LAMPOLDSHAUSEN, Germany (Reuters) – European space officials on Tuesday rejected complaints by U.S. rocket builder SpaceX that subsidies are hampering its access to the European market, arguing the much larger U.S. market is virtually closed to Europe’s Ariane satellite launch vehicle.

Daniel Neuenschwander, head of space transportation for the European Space Agency (ESA), said efforts were under way to cut costs and stay competitive in a market increasingly dominated by U.S. and Chinese players, but the playing field was not level.

“It’s a tough competition but we should make sure that it is done in a way that is fair,” Neuenschwander told Reuters at the opening of a new German Aerospace Center rocket test site in Lampoldshausen, near Stuttgart. “I think that you better clean your own house before you start to complain about someone else’s.”

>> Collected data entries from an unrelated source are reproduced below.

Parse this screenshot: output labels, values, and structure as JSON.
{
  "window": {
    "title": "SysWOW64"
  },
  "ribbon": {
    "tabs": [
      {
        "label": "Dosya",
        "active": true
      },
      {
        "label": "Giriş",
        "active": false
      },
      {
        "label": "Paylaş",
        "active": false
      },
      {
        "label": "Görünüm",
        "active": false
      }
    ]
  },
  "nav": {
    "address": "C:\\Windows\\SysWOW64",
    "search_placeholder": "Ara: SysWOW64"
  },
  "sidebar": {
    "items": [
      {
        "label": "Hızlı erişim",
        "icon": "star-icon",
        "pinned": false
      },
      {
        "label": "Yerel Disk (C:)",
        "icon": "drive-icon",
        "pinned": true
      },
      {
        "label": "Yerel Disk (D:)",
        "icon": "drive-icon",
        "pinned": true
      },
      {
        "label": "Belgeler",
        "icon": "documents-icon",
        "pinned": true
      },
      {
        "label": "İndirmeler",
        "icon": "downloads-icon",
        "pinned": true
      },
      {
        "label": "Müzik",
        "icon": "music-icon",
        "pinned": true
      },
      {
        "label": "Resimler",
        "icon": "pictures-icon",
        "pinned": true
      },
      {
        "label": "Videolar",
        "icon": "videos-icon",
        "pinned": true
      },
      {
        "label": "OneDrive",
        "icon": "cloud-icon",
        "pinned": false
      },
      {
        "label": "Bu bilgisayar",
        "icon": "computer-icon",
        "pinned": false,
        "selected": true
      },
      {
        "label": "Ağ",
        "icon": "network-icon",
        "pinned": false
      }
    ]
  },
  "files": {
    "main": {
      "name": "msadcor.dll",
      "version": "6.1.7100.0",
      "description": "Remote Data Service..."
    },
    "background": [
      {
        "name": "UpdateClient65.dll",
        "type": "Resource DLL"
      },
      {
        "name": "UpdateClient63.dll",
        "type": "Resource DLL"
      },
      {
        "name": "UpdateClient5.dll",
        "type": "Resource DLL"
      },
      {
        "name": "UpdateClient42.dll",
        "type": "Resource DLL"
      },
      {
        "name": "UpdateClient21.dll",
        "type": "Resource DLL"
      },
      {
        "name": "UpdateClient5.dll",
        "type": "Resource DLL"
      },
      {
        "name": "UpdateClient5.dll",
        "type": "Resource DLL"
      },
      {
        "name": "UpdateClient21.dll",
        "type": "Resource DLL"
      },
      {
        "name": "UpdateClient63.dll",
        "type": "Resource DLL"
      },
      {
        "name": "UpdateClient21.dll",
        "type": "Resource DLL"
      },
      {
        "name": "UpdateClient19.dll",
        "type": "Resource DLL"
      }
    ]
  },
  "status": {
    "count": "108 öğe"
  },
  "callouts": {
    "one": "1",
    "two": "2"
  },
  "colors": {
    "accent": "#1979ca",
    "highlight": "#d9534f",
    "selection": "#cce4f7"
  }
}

SpaceX told the U.S. Trade Representative in a letter dated Dec. 10 and first reported last week that European subsidies to Arianespace, Europe’s primary space launch provider, created an “imbalanced competitive advantage that threatens fair trade”.

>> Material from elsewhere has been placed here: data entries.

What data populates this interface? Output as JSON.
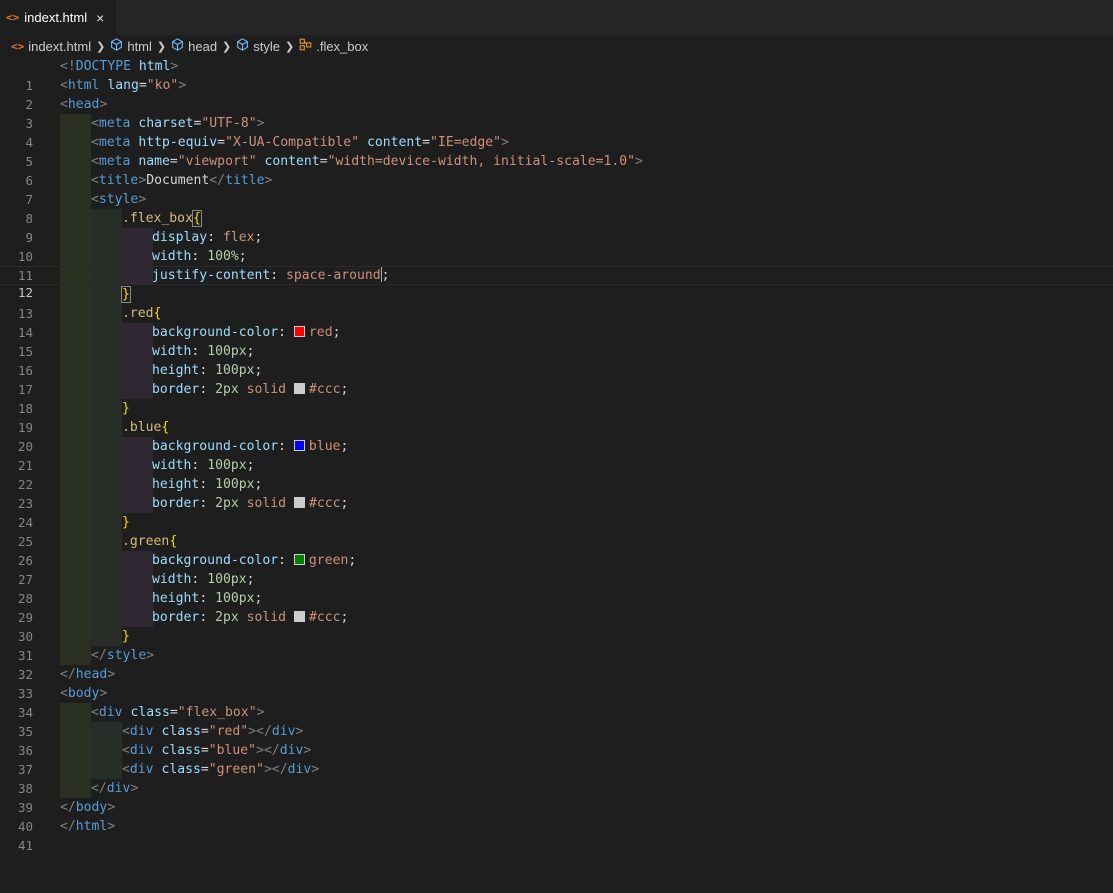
{
  "tab": {
    "icon": "html-file-icon",
    "label": "indext.html",
    "close": "×"
  },
  "breadcrumb": [
    {
      "label": "indext.html",
      "icon": "html-file-icon"
    },
    {
      "label": "html",
      "icon": "element-cube-icon"
    },
    {
      "label": "head",
      "icon": "element-cube-icon"
    },
    {
      "label": "style",
      "icon": "element-cube-icon"
    },
    {
      "label": ".flex_box",
      "icon": "css-class-icon"
    }
  ],
  "current_line": 12,
  "swatch_colors": {
    "red": "#ff0000",
    "blue": "#0000ff",
    "green": "#008000",
    "ccc": "#cccccc"
  },
  "lines": [
    {
      "n": "1",
      "t": [
        "<!",
        "DOCTYPE",
        " ",
        "html",
        ">"
      ]
    },
    {
      "n": "2",
      "t": [
        "<",
        "html",
        " ",
        "lang",
        "=",
        "\"ko\"",
        ">"
      ]
    },
    {
      "n": "3",
      "t": [
        "<",
        "head",
        ">"
      ]
    },
    {
      "n": "4",
      "t": [
        "<",
        "meta",
        " ",
        "charset",
        "=",
        "\"UTF-8\"",
        ">"
      ]
    },
    {
      "n": "5",
      "t": [
        "<",
        "meta",
        " ",
        "http-equiv",
        "=",
        "\"X-UA-Compatible\"",
        " ",
        "content",
        "=",
        "\"IE=edge\"",
        ">"
      ]
    },
    {
      "n": "6",
      "t": [
        "<",
        "meta",
        " ",
        "name",
        "=",
        "\"viewport\"",
        " ",
        "content",
        "=",
        "\"width=device-width, initial-scale=1.0\"",
        ">"
      ]
    },
    {
      "n": "7",
      "t": [
        "<",
        "title",
        ">",
        "Document",
        "</",
        "title",
        ">"
      ]
    },
    {
      "n": "8",
      "t": [
        "<",
        "style",
        ">"
      ]
    },
    {
      "n": "9",
      "t": [
        ".flex_box",
        "{"
      ]
    },
    {
      "n": "10",
      "t": [
        "display",
        ": ",
        "flex",
        ";"
      ]
    },
    {
      "n": "11",
      "t": [
        "width",
        ": ",
        "100%",
        ";"
      ]
    },
    {
      "n": "12",
      "t": [
        "justify-content",
        ": ",
        "space-around",
        ";"
      ]
    },
    {
      "n": "13",
      "t": [
        "}"
      ]
    },
    {
      "n": "14",
      "t": [
        ".red",
        "{"
      ]
    },
    {
      "n": "15",
      "t": [
        "background-color",
        ": ",
        "red",
        ";"
      ]
    },
    {
      "n": "16",
      "t": [
        "width",
        ": ",
        "100px",
        ";"
      ]
    },
    {
      "n": "17",
      "t": [
        "height",
        ": ",
        "100px",
        ";"
      ]
    },
    {
      "n": "18",
      "t": [
        "border",
        ": ",
        "2px",
        " ",
        "solid",
        " ",
        "#ccc",
        ";"
      ]
    },
    {
      "n": "19",
      "t": [
        "}"
      ]
    },
    {
      "n": "20",
      "t": [
        ".blue",
        "{"
      ]
    },
    {
      "n": "21",
      "t": [
        "background-color",
        ": ",
        "blue",
        ";"
      ]
    },
    {
      "n": "22",
      "t": [
        "width",
        ": ",
        "100px",
        ";"
      ]
    },
    {
      "n": "23",
      "t": [
        "height",
        ": ",
        "100px",
        ";"
      ]
    },
    {
      "n": "24",
      "t": [
        "border",
        ": ",
        "2px",
        " ",
        "solid",
        " ",
        "#ccc",
        ";"
      ]
    },
    {
      "n": "25",
      "t": [
        "}"
      ]
    },
    {
      "n": "26",
      "t": [
        ".green",
        "{"
      ]
    },
    {
      "n": "27",
      "t": [
        "background-color",
        ": ",
        "green",
        ";"
      ]
    },
    {
      "n": "28",
      "t": [
        "width",
        ": ",
        "100px",
        ";"
      ]
    },
    {
      "n": "29",
      "t": [
        "height",
        ": ",
        "100px",
        ";"
      ]
    },
    {
      "n": "30",
      "t": [
        "border",
        ": ",
        "2px",
        " ",
        "solid",
        " ",
        "#ccc",
        ";"
      ]
    },
    {
      "n": "31",
      "t": [
        "}"
      ]
    },
    {
      "n": "32",
      "t": [
        "</",
        "style",
        ">"
      ]
    },
    {
      "n": "33",
      "t": [
        "</",
        "head",
        ">"
      ]
    },
    {
      "n": "34",
      "t": [
        "<",
        "body",
        ">"
      ]
    },
    {
      "n": "35",
      "t": [
        "<",
        "div",
        " ",
        "class",
        "=",
        "\"flex_box\"",
        ">"
      ]
    },
    {
      "n": "36",
      "t": [
        "<",
        "div",
        " ",
        "class",
        "=",
        "\"red\"",
        "></",
        "div",
        ">"
      ]
    },
    {
      "n": "37",
      "t": [
        "<",
        "div",
        " ",
        "class",
        "=",
        "\"blue\"",
        "></",
        "div",
        ">"
      ]
    },
    {
      "n": "38",
      "t": [
        "<",
        "div",
        " ",
        "class",
        "=",
        "\"green\"",
        "></",
        "div",
        ">"
      ]
    },
    {
      "n": "39",
      "t": [
        "</",
        "div",
        ">"
      ]
    },
    {
      "n": "40",
      "t": [
        "</",
        "body",
        ">"
      ]
    },
    {
      "n": "41",
      "t": [
        "</",
        "html",
        ">"
      ]
    }
  ]
}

ArianeGroup, a joint venture of Airbus and Safran and majority owner of Arianespace, is developing Ariane 6 rocket at a cost of nearly 4 billion euros ($4.55 billion).

SpaceX urged the U.S. government to seek remedies in upcoming U.S.-European Union Free Trade Agreement talks – an appeal that U.S. officials say they are taking very seriously given the growing importance of the commercial space market.

The SpaceX letter, first reported by France’s Les Echos newspaper last week, flagged another potential conflict between Washington and Brussels, already at odds in the trade arena over car and steel exports.

The European Union had no immediate comment but the German Economy Ministry said the EU viewed aid to ESA as fully allowed under World Trade Organisation rules.

Neuenschwander said European officials were focused on completing the Ariane 6 rocket, due to have its maiden flight in 2020 at 40 percent less cost than the current Ariane 5.

“Buy America” laws prevent Arianespace from competing for U.S. government launches, cutting off a huge market at a time when commercial launches are down sharply. European officials also see hidden aid in the fact that SpaceX gets twice as much for U.S. government launches than it seeks in European tenders.

European officials are pushing Berlin to favor Ariane 6 in a competition with SpaceX to launch a German spy satellite called GEORG, said conservative German lawmaker Alexander Throm.

Thomas Jarzombek, the German government’s aerospace and space policy coordinator, told Throm in a letter in January “it really would not make sense to use public funds to develop a new rocket and then not use it for public purposes.”